Chatbots can’t deliver value at enterprise scale like a cognitive AI platform
While chatbots have been around in some form since the 1970s, they’ve become increasingly visible in recent years. Chatbots fall under the umbrella of Artificial Intelligence (AI), but in order to truly enhance the user experience (UX) and build intelligent workflows, enterprises need to tap the power of a robust cognitive agent like Amelia.
A cognitive agent (sometimes referred to as a “digital colleague”) is able to discern a wide spectrum of human communications, assist users in executing complex actions, and improve at tasks over time. Chatbots, on the other hand, are lower-level and far more limited in their scope. You can read some detailed posts about the differences between the two here, here and here.
In the meantime, here are four substantial ways that a digital colleague delivers more business value than a low-level chatbot.
1. Chatbots chat, digital colleagues have conversations
It is possible to have a completely comfortable and satisfactory interaction with a chatbot — so long as a user doesn’t veer outside of the bot’s programmed script. Chatbots follow static decision trees to answer pre-written responses to specific inputs. However, if the user asks the same question in a way that the chatbot wasn’t pre-programmed to understand, e.g. “Hey, what time ya got?” versus “What time is it?”, the chatbot may not know how to respond. This lack of flexibility is a barrier for use within an enterprise that must accommodate a large variety of users, inputs and conditions.
Cognitive agents have advanced natural language understanding (NLU), which allows them to process human communication in many formats — even ones they haven’t been specifically programmed for.
Cognitive agents have advanced natural language understanding (NLU), which allows them to process human communication in many formats — even ones they haven’t been specifically programmed for. For example, in the “What time ya got?” example from above, Amelia would be able discern that this was a question and notice the word “time” and determine the user’s meaning. She also comes with a level of “social talk,” which allows her to converse with users who talk informally.
“NLU is all about understanding what the user means, not just what they say,” said Allan Anderson, IPsoft’s Director of Enterprise Solutions. “This is where disambiguation, co-referencing, negation, etc. all play an important role so that the context of a statement can be derived accurately. Getting the context correct is paramount as it impacts how the virtual agent drives the dialog with the user more appropriately through dynamic natural language generation of clarifying questions, which are not scripted.”
2. Digital colleagues can navigate conversational chaos
Humans are complex beings and regularly switch from one topic to another. Even during structured interactions like placing an order for a product or service, they can jump between subjects and change answers. For example, a customer at a diner may have just finished giving a waitress their hamburger order, but then say, “You know, actually, can we make that a chicken sandwich instead?”
These jumps are handled with ease by most humans — it would be no problem for a waitress. However, this “context switching” is something a static chatbot would find difficult to handle. Imagine the frustration if the waitress told the customer, “I’m not sure what you mean, let me ask my manager.” A robust cognitive agent, on the other hand, is able to apply “actually, I’d rather” edits to earlier parts of a process, while keeping other information the same.

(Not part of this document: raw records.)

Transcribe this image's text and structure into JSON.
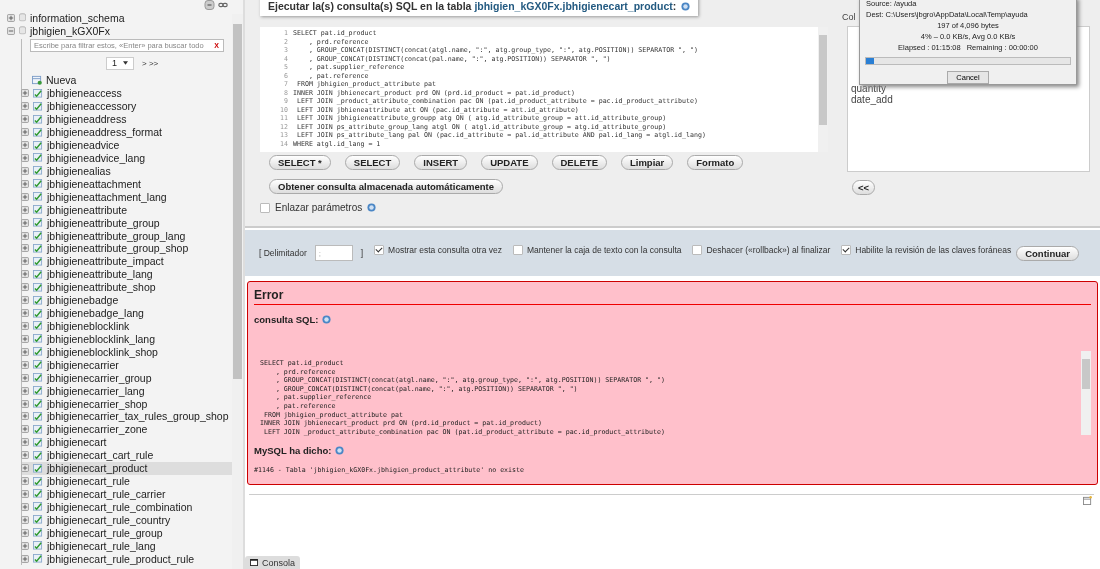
{
  "sidebar": {
    "tree": [
      {
        "label": "information_schema",
        "expanded": false
      },
      {
        "label": "jbhigien_kGX0Fx",
        "expanded": true,
        "filter": {
          "placeholder": "Escribe para filtrar estos, «Enter» para buscar todo",
          "clear": "X"
        },
        "pager": {
          "page": "1",
          "next": "> >>"
        },
        "new_item": "Nueva",
        "children": [
          {
            "label": "jbhigieneaccess",
            "selected": false
          },
          {
            "label": "jbhigieneaccessory",
            "selected": false
          },
          {
            "label": "jbhigieneaddress",
            "selected": false
          },
          {
            "label": "jbhigieneaddress_format",
            "selected": false
          },
          {
            "label": "jbhigieneadvice",
            "selected": false
          },
          {
            "label": "jbhigieneadvice_lang",
            "selected": false
          },
          {
            "label": "jbhigienealias",
            "selected": false
          },
          {
            "label": "jbhigieneattachment",
            "selected": false
          },
          {
            "label": "jbhigieneattachment_lang",
            "selected": false
          },
          {
            "label": "jbhigieneattribute",
            "selected": false
          },
          {
            "label": "jbhigieneattribute_group",
            "selected": false
          },
          {
            "label": "jbhigieneattribute_group_lang",
            "selected": false
          },
          {
            "label": "jbhigieneattribute_group_shop",
            "selected": false
          },
          {
            "label": "jbhigieneattribute_impact",
            "selected": false
          },
          {
            "label": "jbhigieneattribute_lang",
            "selected": false
          },
          {
            "label": "jbhigieneattribute_shop",
            "selected": false
          },
          {
            "label": "jbhigienebadge",
            "selected": false
          },
          {
            "label": "jbhigienebadge_lang",
            "selected": false
          },
          {
            "label": "jbhigieneblocklink",
            "selected": false
          },
          {
            "label": "jbhigieneblocklink_lang",
            "selected": false
          },
          {
            "label": "jbhigieneblocklink_shop",
            "selected": false
          },
          {
            "label": "jbhigienecarrier",
            "selected": false
          },
          {
            "label": "jbhigienecarrier_group",
            "selected": false
          },
          {
            "label": "jbhigienecarrier_lang",
            "selected": false
          },
          {
            "label": "jbhigienecarrier_shop",
            "selected": false
          },
          {
            "label": "jbhigienecarrier_tax_rules_group_shop",
            "selected": false
          },
          {
            "label": "jbhigienecarrier_zone",
            "selected": false
          },
          {
            "label": "jbhigienecart",
            "selected": false
          },
          {
            "label": "jbhigienecart_cart_rule",
            "selected": false
          },
          {
            "label": "jbhigienecart_product",
            "selected": true
          },
          {
            "label": "jbhigienecart_rule",
            "selected": false
          },
          {
            "label": "jbhigienecart_rule_carrier",
            "selected": false
          },
          {
            "label": "jbhigienecart_rule_combination",
            "selected": false
          },
          {
            "label": "jbhigienecart_rule_country",
            "selected": false
          },
          {
            "label": "jbhigienecart_rule_group",
            "selected": false
          },
          {
            "label": "jbhigienecart_rule_lang",
            "selected": false
          },
          {
            "label": "jbhigienecart_rule_product_rule",
            "selected": false
          }
        ]
      }
    ]
  },
  "query_panel": {
    "legend": {
      "text": "Ejecutar la(s) consulta(s) SQL en la tabla",
      "table": "jbhigien_kGX0Fx.jbhigienecart_product",
      "end": ":"
    },
    "editor_lines": [
      {
        "number": "1",
        "code": "SELECT pat.id_product"
      },
      {
        "number": "2",
        "code": "    , prd.reference"
      },
      {
        "number": "3",
        "code": "    , GROUP_CONCAT(DISTINCT(concat(atgl.name, \":\", atg.group_type, \":\", atg.POSITION)) SEPARATOR \", \")"
      },
      {
        "number": "4",
        "code": "    , GROUP_CONCAT(DISTINCT(concat(pal.name, \":\", atg.POSITION)) SEPARATOR \", \")"
      },
      {
        "number": "5",
        "code": "    , pat.supplier_reference"
      },
      {
        "number": "6",
        "code": "    , pat.reference"
      },
      {
        "number": "7",
        "code": " FROM jbhigien_product_attribute pat"
      },
      {
        "number": "8",
        "code": "INNER JOIN jbhienecart_product prd ON (prd.id_product = pat.id_product)"
      },
      {
        "number": "9",
        "code": " LEFT JOIN _product_attribute_combination pac ON (pat.id_product_attribute = pac.id_product_attribute)"
      },
      {
        "number": "10",
        "code": " LEFT JOIN jbhieneattribute att ON (pac.id_attribute = att.id_attribute)"
      },
      {
        "number": "11",
        "code": " LEFT JOIN jbhigieneattribute_groupp atg ON ( atg.id_attribute_group = att.id_attribute_group)"
      },
      {
        "number": "12",
        "code": " LEFT JOIN ps_attribute_group_lang atgl ON ( atgl.id_attribute_group = atg.id_attribute_group)"
      },
      {
        "number": "13",
        "code": " LEFT JOIN ps_attribute_lang pal ON (pac.id_attribute = pal.id_attribute AND pal.id_lang = atgl.id_lang)"
      },
      {
        "number": "14",
        "code": "WHERE atgl.id_lang = 1"
      }
    ],
    "buttons": [
      "SELECT *",
      "SELECT",
      "INSERT",
      "UPDATE",
      "DELETE",
      "Limpiar",
      "Formato"
    ],
    "stored_query_button": "Obtener consulta almacenada automáticamente",
    "bind_parameters": {
      "label": "Enlazar parámetros",
      "checked": false
    },
    "columns": {
      "label": "Col",
      "items": [
        "quantity",
        "date_add"
      ],
      "insert_button": "<<"
    }
  },
  "options": {
    "delimiter_label": "[ Delimitador",
    "delimiter_value": ";",
    "delimiter_end": "]",
    "checkboxes": [
      {
        "label": "Mostrar esta consulta otra vez",
        "checked": true
      },
      {
        "label": "Mantener la caja de texto con la consulta",
        "checked": false
      },
      {
        "label": "Deshacer («rollback») al finalizar",
        "checked": false
      },
      {
        "label": "Habilite la revisión de las claves foráneas",
        "checked": true
      }
    ],
    "submit": "Continuar"
  },
  "error": {
    "title": "Error",
    "sql_label": "consulta SQL:",
    "sql_lines": [
      "SELECT pat.id_product",
      "    , prd.reference",
      "    , GROUP_CONCAT(DISTINCT(concat(atgl.name, \":\", atg.group_type, \":\", atg.POSITION)) SEPARATOR \", \")",
      "    , GROUP_CONCAT(DISTINCT(concat(pal.name, \":\", atg.POSITION)) SEPARATOR \", \")",
      "    , pat.supplier_reference",
      "    , pat.reference",
      " FROM jbhigien_product_attribute pat",
      "INNER JOIN jbhienecart_product prd ON (prd.id_product = pat.id_product)",
      " LEFT JOIN _product_attribute_combination pac ON (pat.id_product_attribute = pac.id_product_attribute)"
    ],
    "mysql_label": "MySQL ha dicho:",
    "message": "#1146 - Tabla 'jbhigien_kGX0Fx.jbhigien_product_attribute' no existe"
  },
  "console_tab": "Consola",
  "download_dialog": {
    "source": "Source: /ayuda",
    "dest": "Dest: C:\\Users\\jbgro\\AppData\\Local\\Temp\\ayuda",
    "bytes": "197 of 4,096 bytes",
    "rate": "4% – 0.0 KB/s, Avg 0.0 KB/s",
    "elapsed": "Elapsed : 01:15:08",
    "remaining": "Remaining : 00:00:00",
    "level": 0.04,
    "cancel": "Cancel"
  }
}
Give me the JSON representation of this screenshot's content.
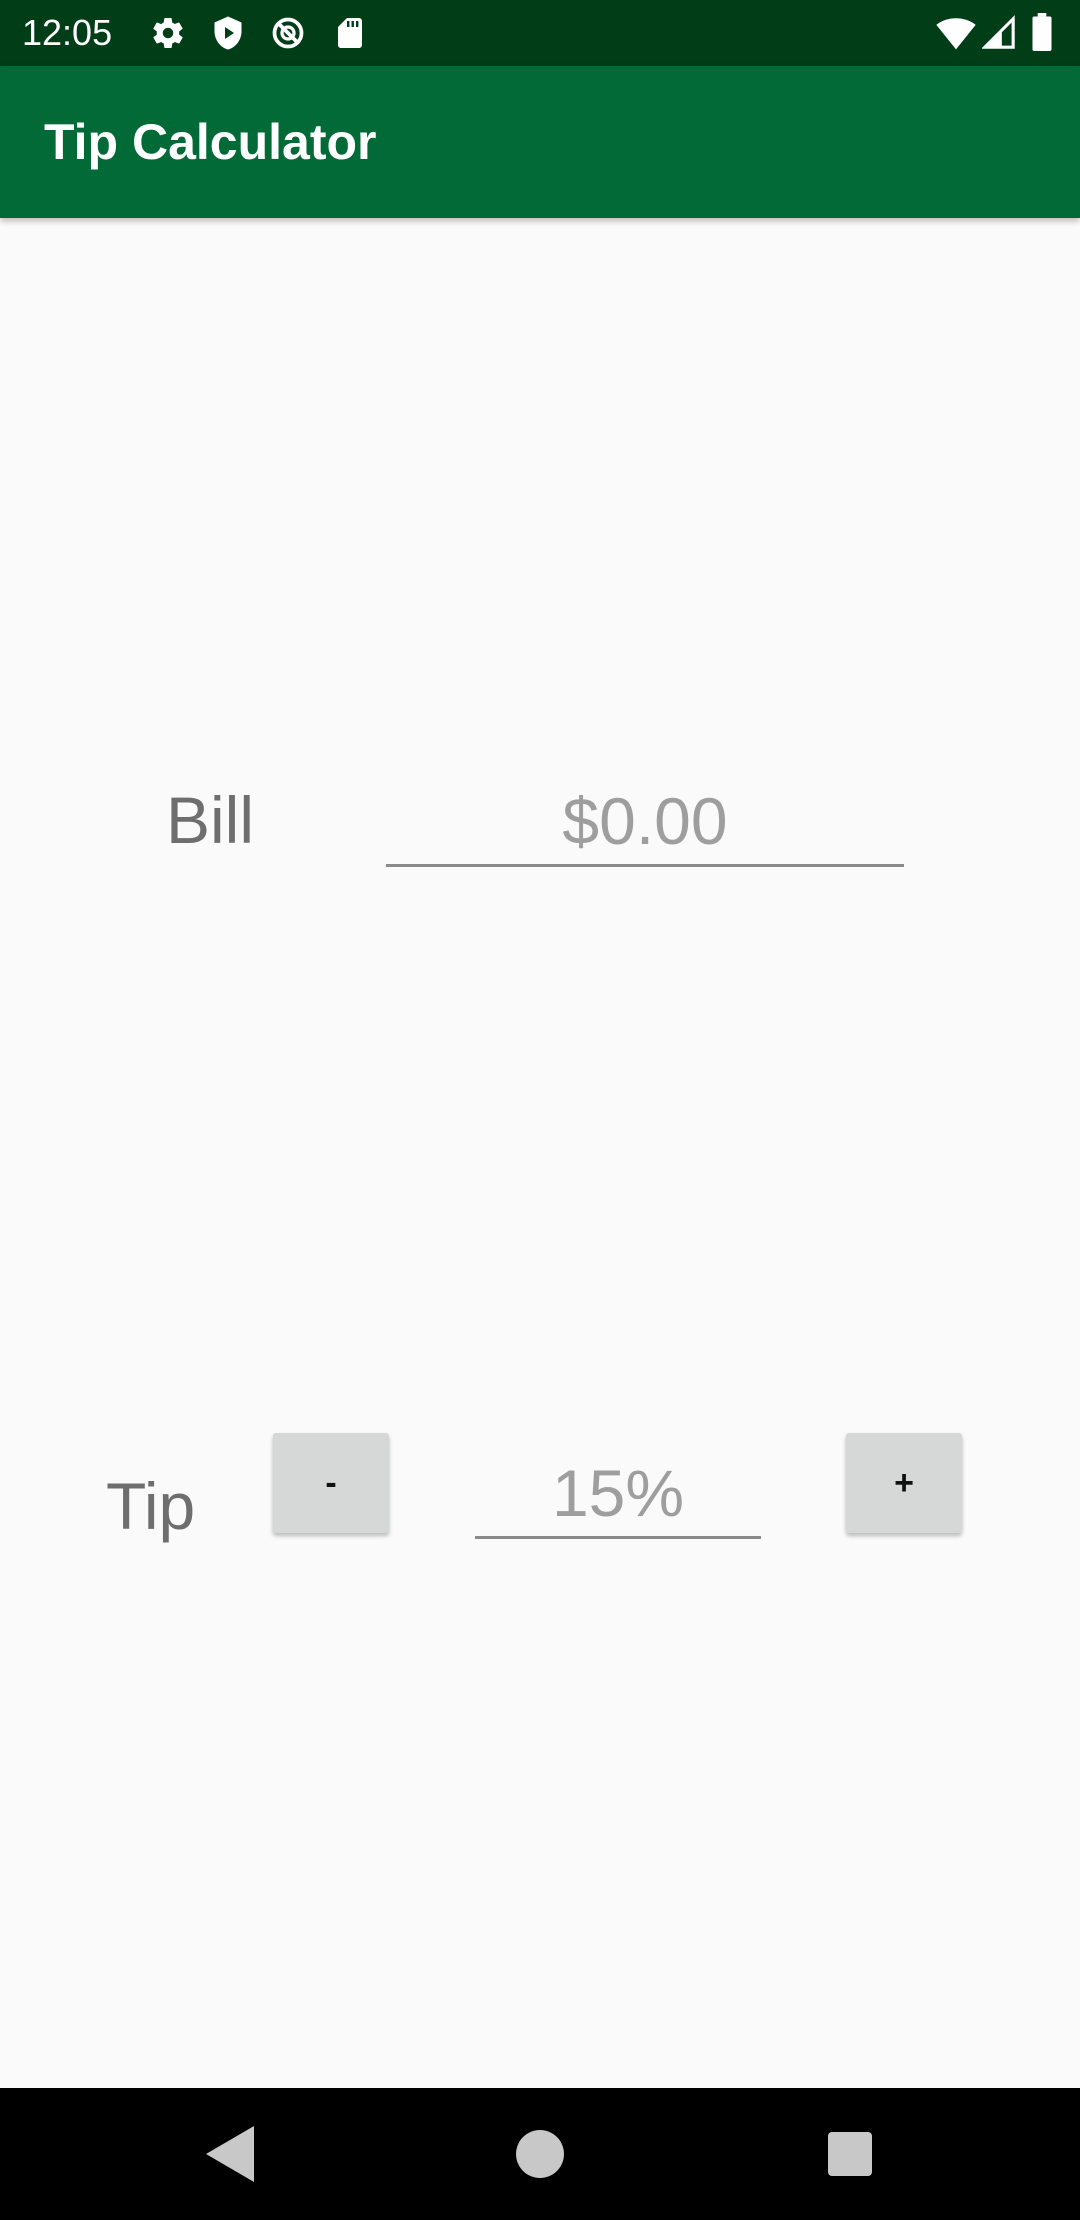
{
  "status_bar": {
    "time": "12:05",
    "icons": [
      "gear-icon",
      "shield-play-icon",
      "no-sync-icon",
      "sd-card-icon",
      "wifi-icon",
      "signal-icon",
      "battery-icon"
    ]
  },
  "app_bar": {
    "title": "Tip Calculator",
    "color": "#016a37",
    "status_color": "#013d17"
  },
  "form": {
    "bill_label": "Bill",
    "bill_placeholder": "$0.00",
    "tip_label": "Tip",
    "tip_placeholder": "15%",
    "decrement_label": "-",
    "increment_label": "+"
  },
  "nav_bar": {
    "icons": [
      "back-icon",
      "home-icon",
      "recents-icon"
    ]
  }
}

For example, a customer ordering a new grey laptop with upgraded RAM and a backlit keyboard could decide at the last moment on a different color. A digital colleague like Amelia would be able to process this one change from an earlier step without touching the rest of the customer’s order. This is a key differentiator from chatbots, and can provide an advantage for companies that use cognitive agents. The less “human-like” the interaction with a chatbot, the more frustrated a user will become, and the less likely they will use that service again.
3. Digital colleague, teach thyself
Not only do digital colleagues come with more functionality than a chatbot, they can improve at tasks over time through machine learning. That means every interaction they have with a human allows them to expand their knowledge base.

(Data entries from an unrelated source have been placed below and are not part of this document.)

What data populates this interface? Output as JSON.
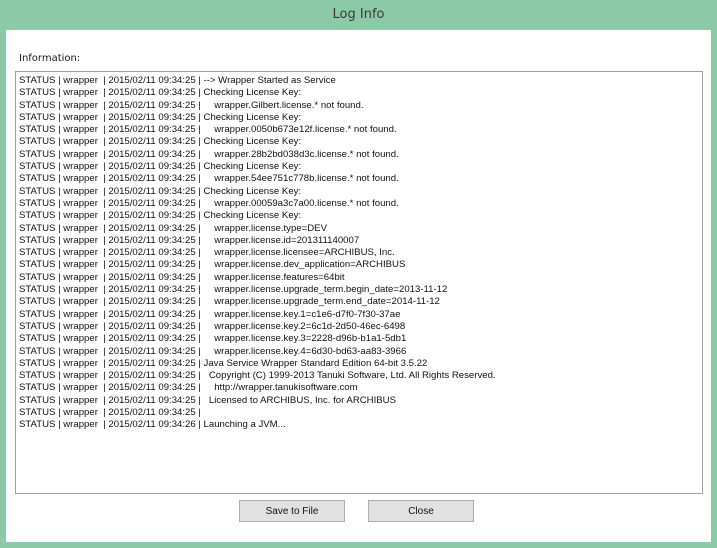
{
  "window": {
    "title": "Log Info"
  },
  "info_label": "Information:",
  "log_lines": [
    "STATUS | wrapper  | 2015/02/11 09:34:25 | --> Wrapper Started as Service",
    "STATUS | wrapper  | 2015/02/11 09:34:25 | Checking License Key:",
    "STATUS | wrapper  | 2015/02/11 09:34:25 |     wrapper.Gilbert.license.* not found.",
    "STATUS | wrapper  | 2015/02/11 09:34:25 | Checking License Key:",
    "STATUS | wrapper  | 2015/02/11 09:34:25 |     wrapper.0050b673e12f.license.* not found.",
    "STATUS | wrapper  | 2015/02/11 09:34:25 | Checking License Key:",
    "STATUS | wrapper  | 2015/02/11 09:34:25 |     wrapper.28b2bd038d3c.license.* not found.",
    "STATUS | wrapper  | 2015/02/11 09:34:25 | Checking License Key:",
    "STATUS | wrapper  | 2015/02/11 09:34:25 |     wrapper.54ee751c778b.license.* not found.",
    "STATUS | wrapper  | 2015/02/11 09:34:25 | Checking License Key:",
    "STATUS | wrapper  | 2015/02/11 09:34:25 |     wrapper.00059a3c7a00.license.* not found.",
    "STATUS | wrapper  | 2015/02/11 09:34:25 | Checking License Key:",
    "STATUS | wrapper  | 2015/02/11 09:34:25 |     wrapper.license.type=DEV",
    "STATUS | wrapper  | 2015/02/11 09:34:25 |     wrapper.license.id=201311140007",
    "STATUS | wrapper  | 2015/02/11 09:34:25 |     wrapper.license.licensee=ARCHIBUS, Inc.",
    "STATUS | wrapper  | 2015/02/11 09:34:25 |     wrapper.license.dev_application=ARCHIBUS",
    "STATUS | wrapper  | 2015/02/11 09:34:25 |     wrapper.license.features=64bit",
    "STATUS | wrapper  | 2015/02/11 09:34:25 |     wrapper.license.upgrade_term.begin_date=2013-11-12",
    "STATUS | wrapper  | 2015/02/11 09:34:25 |     wrapper.license.upgrade_term.end_date=2014-11-12",
    "STATUS | wrapper  | 2015/02/11 09:34:25 |     wrapper.license.key.1=c1e6-d7f0-7f30-37ae",
    "STATUS | wrapper  | 2015/02/11 09:34:25 |     wrapper.license.key.2=6c1d-2d50-46ec-6498",
    "STATUS | wrapper  | 2015/02/11 09:34:25 |     wrapper.license.key.3=2228-d96b-b1a1-5db1",
    "STATUS | wrapper  | 2015/02/11 09:34:25 |     wrapper.license.key.4=6d30-bd63-aa83-3966",
    "STATUS | wrapper  | 2015/02/11 09:34:25 | Java Service Wrapper Standard Edition 64-bit 3.5.22",
    "STATUS | wrapper  | 2015/02/11 09:34:25 |   Copyright (C) 1999-2013 Tanuki Software, Ltd. All Rights Reserved.",
    "STATUS | wrapper  | 2015/02/11 09:34:25 |     http://wrapper.tanukisoftware.com",
    "STATUS | wrapper  | 2015/02/11 09:34:25 |   Licensed to ARCHIBUS, Inc. for ARCHIBUS",
    "STATUS | wrapper  | 2015/02/11 09:34:25 |",
    "STATUS | wrapper  | 2015/02/11 09:34:26 | Launching a JVM..."
  ],
  "buttons": {
    "save_label": "Save to File",
    "close_label": "Close"
  },
  "colors": {
    "frame": "#8cc9a6",
    "button_bg": "#e1e1e1",
    "button_border": "#adadad"
  }
}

To continue the time example mentioned above, with experience Amelia might be able to understand that humans sometimes informally end questions with a verb (“Hey, what time ya got?”). In the event that Amelia is not able to assist a user, the session can be escalated to a live agent, while Amelia silently observes the transaction in the background and draws connections between the unrecognized input and the eventual satisfactory conclusion. A digital colleague has the ability to independently improve at their function over time, whereas a chatbot doesn’t improve without direct human mediation.
4. End-to-end functionality
One of the most important differentiators between a virtual agent and a chatbot is its ability to independently assist users from the beginning of a process to its resolution. Whereas chatbots often point users toward an existing webpage, video, or other information (in basic FAQ-answering functionality), a digital colleague can tap into its backend integrations to execute complex tasks as well.
For example, a chatbot on a bank’s website might provide a link to information on opening a new checking account and perhaps connect them with a live agent to set one up. A digital colleague, on the other hand, can independently help a customer open up the new account without any human intermediation.
As these four areas demonstrate, enterprises that want to build true business value through cognitive automation should look beyond low-level chatbots and move further up the AI value chain to robust digital colleagues.